El proyecto, presupuestado en algo más de 370.000 euros y con un plazo de ejecución de cuatro meses, nació por pura necesidad. El montacargas y las escaleras del mercado habían agotado su vida útil hace años. Averías constantes, piezas imposibles de encontrar y un mantenimiento que ya no compensaba. Los concesionarios lo repetían cada vez que podían y los clientes de la plaza lo sufrían cada día: subir y bajar entre plantas era una lotería.

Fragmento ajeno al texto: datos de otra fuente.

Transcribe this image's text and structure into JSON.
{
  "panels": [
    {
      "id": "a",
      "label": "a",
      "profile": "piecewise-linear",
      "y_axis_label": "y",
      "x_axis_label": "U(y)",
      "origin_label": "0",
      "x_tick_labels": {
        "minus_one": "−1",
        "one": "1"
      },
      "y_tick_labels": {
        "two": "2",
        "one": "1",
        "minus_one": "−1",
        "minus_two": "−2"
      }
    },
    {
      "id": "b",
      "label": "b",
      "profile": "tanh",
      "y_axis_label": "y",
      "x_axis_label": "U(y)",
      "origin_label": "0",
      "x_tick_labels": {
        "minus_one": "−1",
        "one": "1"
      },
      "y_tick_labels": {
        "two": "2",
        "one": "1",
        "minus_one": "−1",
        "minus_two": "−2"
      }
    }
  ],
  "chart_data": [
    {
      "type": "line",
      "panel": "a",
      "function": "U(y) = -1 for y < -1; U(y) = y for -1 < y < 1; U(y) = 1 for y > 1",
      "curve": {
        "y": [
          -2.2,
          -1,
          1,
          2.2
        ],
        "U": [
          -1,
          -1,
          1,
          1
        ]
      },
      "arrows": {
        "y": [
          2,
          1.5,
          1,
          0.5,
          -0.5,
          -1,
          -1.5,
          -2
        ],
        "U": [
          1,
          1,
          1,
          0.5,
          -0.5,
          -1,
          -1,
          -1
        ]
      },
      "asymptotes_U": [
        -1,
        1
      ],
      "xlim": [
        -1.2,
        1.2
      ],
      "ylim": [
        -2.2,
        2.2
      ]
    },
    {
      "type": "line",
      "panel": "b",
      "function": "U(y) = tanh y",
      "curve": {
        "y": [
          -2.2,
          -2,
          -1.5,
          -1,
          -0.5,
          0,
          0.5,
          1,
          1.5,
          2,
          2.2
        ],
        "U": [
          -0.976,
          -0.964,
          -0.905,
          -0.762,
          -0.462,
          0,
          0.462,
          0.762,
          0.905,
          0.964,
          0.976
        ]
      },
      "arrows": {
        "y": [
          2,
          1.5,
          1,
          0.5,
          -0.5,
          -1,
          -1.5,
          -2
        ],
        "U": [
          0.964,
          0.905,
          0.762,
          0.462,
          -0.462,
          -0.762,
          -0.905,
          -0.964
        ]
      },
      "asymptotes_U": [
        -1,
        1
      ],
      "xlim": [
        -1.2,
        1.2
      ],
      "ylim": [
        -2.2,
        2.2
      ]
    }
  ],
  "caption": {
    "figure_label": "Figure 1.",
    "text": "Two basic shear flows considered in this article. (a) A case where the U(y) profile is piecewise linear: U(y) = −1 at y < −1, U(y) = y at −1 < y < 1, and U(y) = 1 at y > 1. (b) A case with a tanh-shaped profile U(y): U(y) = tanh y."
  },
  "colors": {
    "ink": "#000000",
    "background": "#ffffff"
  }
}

Las escaleras que conectan el sótano con la planta baja eran el mejor ejemplo. Pasaban más tiempo precintadas que en marcha. Con décadas encima, mantenerlas era casi un ejercicio de arqueología mecánica. La sustitución era inevitable.
Las nuevas escaleras, ajustadas a las normativas actuales, prometen más seguridad, más capacidad y menos quebraderos de cabeza. El objetivo no es solo cambiar máquinas viejas por otras nuevas: se trata de mejorar la accesibilidad y dar un respiro a un mercado que sigue siendo un punto clave para miles de ceutíes.
La modernización llega tarde, pero llega. Ahora queda por ver si esta vez los plazos se cumplen y el Mercado Central deja atrás una de sus averías eternas.